In morals, truth is but little prized when it is a mere sentiment, and only attains its full value when realized in the world as fact.

Ernest Renan (February 28, 1823October 12, 1892) was a French philosopher, playwright, historian, and writer.

Quotes

  • To be free in an age like ours, one must be in a position of authority. That in itself would be enough to make me ambitious.
    • Letter to his elder sister Henriette (1841).
  • As a rule, all heroism is due to a lack of reflection, and thus it is necessary to maintain a mass of imbeciles. If they once understand themselves the ruling men will be lost.
    • Orlando, in Caliban, act 2, sc. 1 (1878).
  • He whom God has touched will always be a being apart: he is, whatever he may do, a stranger among men; he is marked by a sign.
    • Oeuvres Complètes, vol. 3. L’Avenir de la Science (1890).

Vie de Jésus (The Life of Jesus) (1863)

  • In morals, truth is but little prized when it is a mere sentiment, and only attains its full value when realized in the world as fact.
    • Ch. 5.
  • Never has any one been less a priest than Jesus, never a greater enemy of forms, which stifle religion under the pretext of protecting it. By this we are all his disciples and his successors; by this he has laid the eternal foundation-stone of true religion; and if religion is essential to humanity, he has by this deserved the Divine rank the world has accorded him.
    • Ch. 5.
  • To conceive the good, in fact, is not sufficient; it must be made to succeed among men. To accomplish this less pure paths must be followed.
    • Ch. 5.
  • Jesus, in some respects, was an anarchist, for he had no idea of civil government. That government seems to him purely and simply an abuse.
    • Ch. 7.
  • Let us pardon him his hope of a vain apocalypse, and of a second coming in great triumph upon the clouds of heaven. Perhaps these were the errors of others rather than his own; and if it be true that he himself shared the general illusion, what matters it, since his dream rendered him strong against death, and sustained him in a struggle to which he might otherwise have been unequal?
    • Ch. 17.

Ernest Renan: a Critical Biography (1964)

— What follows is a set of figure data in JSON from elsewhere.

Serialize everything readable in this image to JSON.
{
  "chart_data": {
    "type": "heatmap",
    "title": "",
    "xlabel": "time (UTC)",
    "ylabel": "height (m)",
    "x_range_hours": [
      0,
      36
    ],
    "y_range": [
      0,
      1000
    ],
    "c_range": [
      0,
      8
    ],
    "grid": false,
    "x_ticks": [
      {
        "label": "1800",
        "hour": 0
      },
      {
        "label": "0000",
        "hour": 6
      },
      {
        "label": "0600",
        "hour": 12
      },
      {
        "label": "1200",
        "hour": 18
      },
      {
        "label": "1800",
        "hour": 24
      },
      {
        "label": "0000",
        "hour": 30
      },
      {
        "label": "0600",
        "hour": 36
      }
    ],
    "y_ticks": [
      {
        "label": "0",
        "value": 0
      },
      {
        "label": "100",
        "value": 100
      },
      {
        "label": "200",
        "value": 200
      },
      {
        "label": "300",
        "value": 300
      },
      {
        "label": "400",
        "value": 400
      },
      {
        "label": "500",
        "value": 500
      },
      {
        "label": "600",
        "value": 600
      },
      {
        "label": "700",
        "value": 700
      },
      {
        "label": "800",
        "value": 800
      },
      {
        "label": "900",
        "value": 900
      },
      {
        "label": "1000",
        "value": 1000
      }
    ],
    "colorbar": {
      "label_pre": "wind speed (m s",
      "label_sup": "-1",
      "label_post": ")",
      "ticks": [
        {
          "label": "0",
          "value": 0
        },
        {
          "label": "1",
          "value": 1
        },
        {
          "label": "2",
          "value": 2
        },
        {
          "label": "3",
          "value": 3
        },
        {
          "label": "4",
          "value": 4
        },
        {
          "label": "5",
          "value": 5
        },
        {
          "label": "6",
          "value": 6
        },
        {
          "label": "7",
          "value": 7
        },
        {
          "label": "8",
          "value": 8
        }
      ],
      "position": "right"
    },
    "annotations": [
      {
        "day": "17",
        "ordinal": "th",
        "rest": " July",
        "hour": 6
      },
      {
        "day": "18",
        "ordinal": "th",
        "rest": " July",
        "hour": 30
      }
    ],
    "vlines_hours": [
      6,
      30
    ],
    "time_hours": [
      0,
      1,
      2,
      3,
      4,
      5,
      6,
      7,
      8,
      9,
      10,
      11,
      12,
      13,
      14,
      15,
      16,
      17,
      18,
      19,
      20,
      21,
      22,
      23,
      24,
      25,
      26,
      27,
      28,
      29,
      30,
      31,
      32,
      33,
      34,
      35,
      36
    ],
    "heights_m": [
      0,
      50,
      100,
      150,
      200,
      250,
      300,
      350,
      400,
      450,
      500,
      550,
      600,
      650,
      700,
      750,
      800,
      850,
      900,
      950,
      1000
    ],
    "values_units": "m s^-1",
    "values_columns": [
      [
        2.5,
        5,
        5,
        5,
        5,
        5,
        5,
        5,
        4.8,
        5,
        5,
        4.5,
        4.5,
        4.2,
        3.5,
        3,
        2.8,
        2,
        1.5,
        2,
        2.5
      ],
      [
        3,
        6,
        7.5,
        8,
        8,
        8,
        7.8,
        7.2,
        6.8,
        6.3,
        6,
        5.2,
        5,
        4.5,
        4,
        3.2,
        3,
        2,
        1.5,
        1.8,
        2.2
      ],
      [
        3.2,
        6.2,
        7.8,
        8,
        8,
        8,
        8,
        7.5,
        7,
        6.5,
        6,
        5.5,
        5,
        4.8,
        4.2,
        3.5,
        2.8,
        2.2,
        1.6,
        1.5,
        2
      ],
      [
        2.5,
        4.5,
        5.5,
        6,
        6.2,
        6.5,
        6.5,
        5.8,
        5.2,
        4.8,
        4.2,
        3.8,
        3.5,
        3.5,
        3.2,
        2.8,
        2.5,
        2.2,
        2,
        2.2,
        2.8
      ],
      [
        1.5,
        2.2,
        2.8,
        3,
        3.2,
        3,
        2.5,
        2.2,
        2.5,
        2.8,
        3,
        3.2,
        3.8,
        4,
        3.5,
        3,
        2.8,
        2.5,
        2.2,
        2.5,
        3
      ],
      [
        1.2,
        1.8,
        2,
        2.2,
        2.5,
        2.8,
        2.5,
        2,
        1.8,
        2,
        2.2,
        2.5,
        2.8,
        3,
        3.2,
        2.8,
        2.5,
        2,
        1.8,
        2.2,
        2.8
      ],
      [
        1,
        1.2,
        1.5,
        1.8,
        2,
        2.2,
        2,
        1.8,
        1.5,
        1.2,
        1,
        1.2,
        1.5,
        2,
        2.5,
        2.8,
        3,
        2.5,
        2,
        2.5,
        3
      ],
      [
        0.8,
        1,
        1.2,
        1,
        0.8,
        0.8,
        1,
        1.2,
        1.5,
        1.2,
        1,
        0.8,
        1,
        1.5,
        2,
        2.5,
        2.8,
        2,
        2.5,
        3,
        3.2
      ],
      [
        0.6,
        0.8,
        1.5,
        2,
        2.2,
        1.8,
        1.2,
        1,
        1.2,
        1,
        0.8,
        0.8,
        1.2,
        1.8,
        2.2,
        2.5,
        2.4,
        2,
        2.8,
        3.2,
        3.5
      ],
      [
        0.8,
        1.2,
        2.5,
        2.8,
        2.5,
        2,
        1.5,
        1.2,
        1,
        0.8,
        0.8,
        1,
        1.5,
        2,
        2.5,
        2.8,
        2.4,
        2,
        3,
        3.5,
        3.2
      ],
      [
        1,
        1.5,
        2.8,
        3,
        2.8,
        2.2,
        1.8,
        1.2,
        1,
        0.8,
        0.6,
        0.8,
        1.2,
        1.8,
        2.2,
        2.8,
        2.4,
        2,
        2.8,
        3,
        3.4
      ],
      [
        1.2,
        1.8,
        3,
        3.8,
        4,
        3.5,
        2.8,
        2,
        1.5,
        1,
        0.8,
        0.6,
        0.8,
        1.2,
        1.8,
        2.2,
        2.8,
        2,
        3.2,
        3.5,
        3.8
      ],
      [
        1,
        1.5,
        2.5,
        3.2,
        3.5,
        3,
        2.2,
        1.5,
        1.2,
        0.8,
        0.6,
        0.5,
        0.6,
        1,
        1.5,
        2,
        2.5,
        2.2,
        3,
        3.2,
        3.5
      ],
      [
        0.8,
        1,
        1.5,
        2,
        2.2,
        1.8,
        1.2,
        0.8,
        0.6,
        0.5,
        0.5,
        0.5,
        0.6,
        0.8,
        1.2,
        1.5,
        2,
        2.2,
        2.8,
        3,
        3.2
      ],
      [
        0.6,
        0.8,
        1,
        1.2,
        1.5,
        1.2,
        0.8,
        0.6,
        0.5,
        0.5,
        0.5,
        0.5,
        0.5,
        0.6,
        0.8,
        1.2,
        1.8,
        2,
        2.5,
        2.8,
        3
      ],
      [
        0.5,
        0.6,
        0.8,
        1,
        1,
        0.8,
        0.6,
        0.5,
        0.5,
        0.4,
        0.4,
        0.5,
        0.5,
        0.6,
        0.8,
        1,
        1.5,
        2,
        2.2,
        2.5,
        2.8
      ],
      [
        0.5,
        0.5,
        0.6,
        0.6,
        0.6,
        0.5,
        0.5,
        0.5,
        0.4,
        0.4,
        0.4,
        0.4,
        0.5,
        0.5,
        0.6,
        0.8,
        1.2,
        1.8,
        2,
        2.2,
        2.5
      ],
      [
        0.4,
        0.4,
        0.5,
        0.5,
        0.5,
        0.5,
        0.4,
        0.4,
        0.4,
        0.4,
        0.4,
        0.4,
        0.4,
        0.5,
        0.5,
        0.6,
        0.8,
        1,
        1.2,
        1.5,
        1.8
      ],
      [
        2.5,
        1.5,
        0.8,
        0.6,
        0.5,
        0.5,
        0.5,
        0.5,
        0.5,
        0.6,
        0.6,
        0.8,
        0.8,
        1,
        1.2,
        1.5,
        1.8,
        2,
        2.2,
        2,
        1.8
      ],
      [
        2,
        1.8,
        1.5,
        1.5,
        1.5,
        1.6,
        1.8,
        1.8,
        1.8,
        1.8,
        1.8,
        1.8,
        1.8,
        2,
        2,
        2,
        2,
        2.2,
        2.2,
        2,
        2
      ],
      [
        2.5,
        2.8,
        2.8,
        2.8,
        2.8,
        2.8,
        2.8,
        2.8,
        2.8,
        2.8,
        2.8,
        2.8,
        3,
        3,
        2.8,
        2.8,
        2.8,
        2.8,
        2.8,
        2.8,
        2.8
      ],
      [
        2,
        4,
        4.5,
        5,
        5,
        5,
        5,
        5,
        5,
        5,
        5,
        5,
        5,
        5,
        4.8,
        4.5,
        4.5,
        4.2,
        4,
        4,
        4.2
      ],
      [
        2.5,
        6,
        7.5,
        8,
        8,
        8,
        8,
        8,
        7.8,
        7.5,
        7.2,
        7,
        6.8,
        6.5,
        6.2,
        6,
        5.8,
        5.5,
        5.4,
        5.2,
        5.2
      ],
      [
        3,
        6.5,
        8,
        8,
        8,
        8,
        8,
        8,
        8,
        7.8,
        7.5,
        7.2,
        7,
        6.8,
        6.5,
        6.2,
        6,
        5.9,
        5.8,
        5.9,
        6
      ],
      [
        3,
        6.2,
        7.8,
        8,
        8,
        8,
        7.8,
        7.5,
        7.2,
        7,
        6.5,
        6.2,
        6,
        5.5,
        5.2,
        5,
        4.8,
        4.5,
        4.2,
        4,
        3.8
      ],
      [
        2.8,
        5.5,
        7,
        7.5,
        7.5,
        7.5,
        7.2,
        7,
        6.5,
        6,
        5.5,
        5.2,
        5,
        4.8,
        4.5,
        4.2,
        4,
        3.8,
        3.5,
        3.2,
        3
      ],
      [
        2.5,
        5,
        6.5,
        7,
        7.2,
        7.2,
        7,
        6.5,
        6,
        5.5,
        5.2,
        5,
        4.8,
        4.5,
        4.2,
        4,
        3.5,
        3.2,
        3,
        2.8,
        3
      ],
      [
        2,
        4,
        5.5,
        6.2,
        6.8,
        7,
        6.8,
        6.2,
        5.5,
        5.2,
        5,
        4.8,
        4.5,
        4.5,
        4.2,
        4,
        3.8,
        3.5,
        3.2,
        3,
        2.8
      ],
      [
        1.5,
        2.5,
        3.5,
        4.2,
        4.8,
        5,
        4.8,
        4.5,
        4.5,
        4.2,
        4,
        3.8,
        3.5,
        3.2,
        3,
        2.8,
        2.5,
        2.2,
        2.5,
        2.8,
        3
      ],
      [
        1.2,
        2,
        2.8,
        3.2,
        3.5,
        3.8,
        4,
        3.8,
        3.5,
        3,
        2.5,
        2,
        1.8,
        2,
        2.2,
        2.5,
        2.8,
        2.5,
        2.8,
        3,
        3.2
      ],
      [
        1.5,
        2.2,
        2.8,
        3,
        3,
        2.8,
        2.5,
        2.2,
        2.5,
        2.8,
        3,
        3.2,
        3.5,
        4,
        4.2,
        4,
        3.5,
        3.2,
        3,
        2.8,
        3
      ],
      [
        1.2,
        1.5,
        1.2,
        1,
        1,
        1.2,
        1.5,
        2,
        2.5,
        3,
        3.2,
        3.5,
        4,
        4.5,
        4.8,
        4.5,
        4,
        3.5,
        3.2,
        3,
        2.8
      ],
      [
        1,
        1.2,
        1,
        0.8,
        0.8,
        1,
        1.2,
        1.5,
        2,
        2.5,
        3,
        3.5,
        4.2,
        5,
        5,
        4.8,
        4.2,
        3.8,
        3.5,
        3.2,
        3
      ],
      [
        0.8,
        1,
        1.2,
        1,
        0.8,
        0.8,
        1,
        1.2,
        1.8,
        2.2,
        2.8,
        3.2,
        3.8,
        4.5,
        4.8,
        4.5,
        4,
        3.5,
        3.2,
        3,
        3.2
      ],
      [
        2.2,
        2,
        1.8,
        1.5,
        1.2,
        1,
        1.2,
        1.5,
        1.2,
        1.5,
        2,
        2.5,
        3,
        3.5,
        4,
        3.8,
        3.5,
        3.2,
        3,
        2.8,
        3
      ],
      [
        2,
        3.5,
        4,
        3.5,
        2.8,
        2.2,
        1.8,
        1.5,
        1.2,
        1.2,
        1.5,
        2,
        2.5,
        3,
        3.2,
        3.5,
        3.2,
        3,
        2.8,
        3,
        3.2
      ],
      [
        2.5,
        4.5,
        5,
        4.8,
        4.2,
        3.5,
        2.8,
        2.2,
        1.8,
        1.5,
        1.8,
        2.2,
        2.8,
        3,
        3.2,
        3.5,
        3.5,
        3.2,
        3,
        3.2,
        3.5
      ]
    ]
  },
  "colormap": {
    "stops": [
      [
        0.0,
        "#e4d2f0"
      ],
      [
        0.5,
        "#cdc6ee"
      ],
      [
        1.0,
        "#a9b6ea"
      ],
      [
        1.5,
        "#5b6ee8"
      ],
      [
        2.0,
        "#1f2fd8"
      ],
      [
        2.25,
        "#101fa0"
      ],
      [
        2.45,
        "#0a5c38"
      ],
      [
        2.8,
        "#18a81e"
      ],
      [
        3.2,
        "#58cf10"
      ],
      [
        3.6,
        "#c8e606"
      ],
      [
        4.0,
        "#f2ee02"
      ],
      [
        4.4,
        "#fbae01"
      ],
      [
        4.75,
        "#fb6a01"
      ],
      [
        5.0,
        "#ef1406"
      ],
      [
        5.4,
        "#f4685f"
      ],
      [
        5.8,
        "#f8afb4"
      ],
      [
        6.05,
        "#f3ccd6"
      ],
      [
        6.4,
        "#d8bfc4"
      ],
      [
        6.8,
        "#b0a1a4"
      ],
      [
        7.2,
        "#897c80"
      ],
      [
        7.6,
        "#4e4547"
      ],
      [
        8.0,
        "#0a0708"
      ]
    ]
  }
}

By H. W. Wardman, University of London, Athlone Press, 1964

  • I can die when I wish to: that is my elixir of life.
    • The Republic.
  • You may take great comfort from the fact that suffering inwardly for the sake of truth proves abundantly that one loves it and marks one out as being of the elect.
    • Saint Sulpice and the Hidden God.

Attributed

  • Getting its history wrong is part of being a nation
    • translated by Eric Hobsbawm on p. 12 of Nations and Nationalism Since 1780: Programme, Myth, Reality (Cambridge University Press, 1992) from French original ("L'oubli et je dirai même l'erreur historique, sont un facteur essentiel de la formation d'une nation et c'est ainsi que le progrès des études historiques est souvent pour la nationalité un danger"), page 7-8 of Qu’est-ce qu’une nation ?

Quotes about Ernest Renan

  • There has always been an element of the magical in the style of M. Ernest Renan- an art of saying things in a way to make them beautiful.
    • Henry James, Atlantic Monthly, August 1883.